Peeking Problem

The peeking problem is the inflation of false positive rates that occurs when experimenters check results during a running test and stop early upon seeing significance.

The peeking problem occurs when you check a test's p-value repeatedly during its runtime and stop the experiment as soon as it crosses the significance threshold. This practice — common in practice, wrong in theory — dramatically inflates your false positive rate.

A fixed-horizon test run to completion at α = 0.05 has a 5% chance of a false positive. A test checked daily and stopped at first significance can have a false positive rate of 25–30% — even though the displayed p-value shows 0.05.

Why Peeking Inflates False Positives

Statistical significance thresholds assume you collect all data, then run one test. Each time you peek and compute a p-value, you're running another test on the same data. Multiple comparisons inflate the chance of seeing an extreme result by chance.

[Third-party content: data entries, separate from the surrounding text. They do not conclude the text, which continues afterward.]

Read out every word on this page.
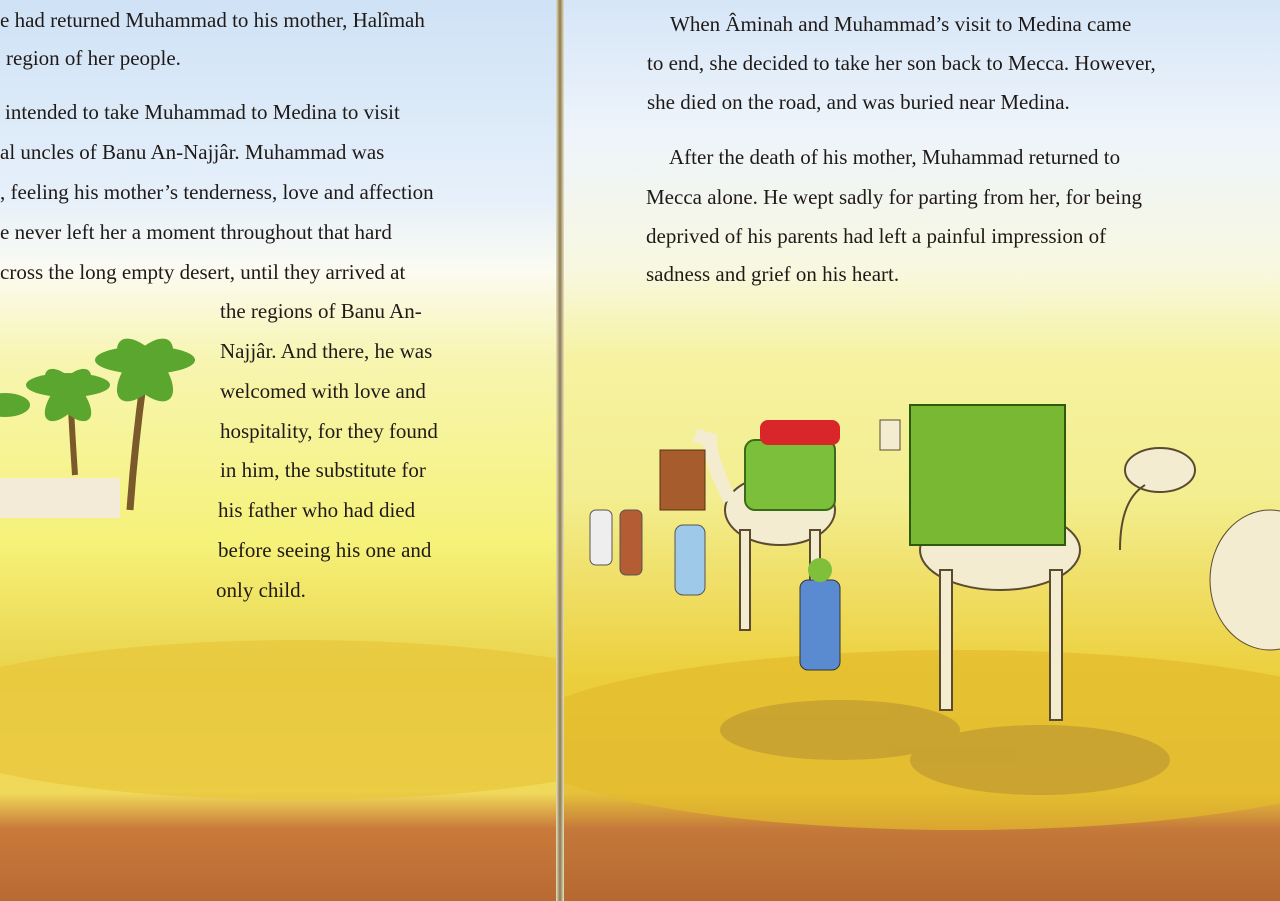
e had returned Muhammad to his mother, Halîmah
region of her people.
intended to take Muhammad to Medina to visit
al uncles of Banu An-Najjâr. Muhammad was
, feeling his mother’s tenderness, love and affection
e never left her a moment throughout that hard
cross the long empty desert, until they arrived at
the regions of Banu An-
Najjâr. And there, he was
welcomed with love and
hospitality, for they found
in him, the substitute for
his father who had died
before seeing his one and
only child.
When Âminah and Muhammad’s visit to Medina came
to end, she decided to take her son back to Mecca. However,
she died on the road, and was buried near Medina.
After the death of his mother, Muhammad returned to
Mecca alone. He wept sadly for parting from her, for being
deprived of his parents had left a painful impression of
sadness and grief on his heart.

Think of it like flipping a coin 100 times and stopping whenever you see 6 heads in a row — you'll stop far more often than the probability of any single 6-head sequence suggests.

How Often Peeking Happens

The false positive rate scales with how often you peek:

Peeks at intermediate pointsTrue false positive rate (nominal α = 0.05)
0 (run to completion)5%
5~14%
10~19%
20+~25%+

Solutions

Sequential testing / always-valid p-values — Methods like mSPRT (mixture Sequential Probability Ratio Test) or e-values are designed to be checked at any time without inflating error rates. Several modern platforms use these by default.

Pre-commitment — Decide your sample size and runtime upfront. Write them down. Don't stop the test until the planned endpoint, regardless of interim results.

Bayesian A/B testing — Bayesian methods produce probabilities (e.g., "85% chance variant beats control") that can be interpreted at any point without the same peeking inflation, though they have their own assumptions.

Alpha spending — Formal interim analysis procedures that "spend" portions of the Type I error budget at each checkpoint, maintaining the overall rate at α.

The easiest fix is also the most discipline-demanding: set your runtime before you start, and don't look at the results until it's done.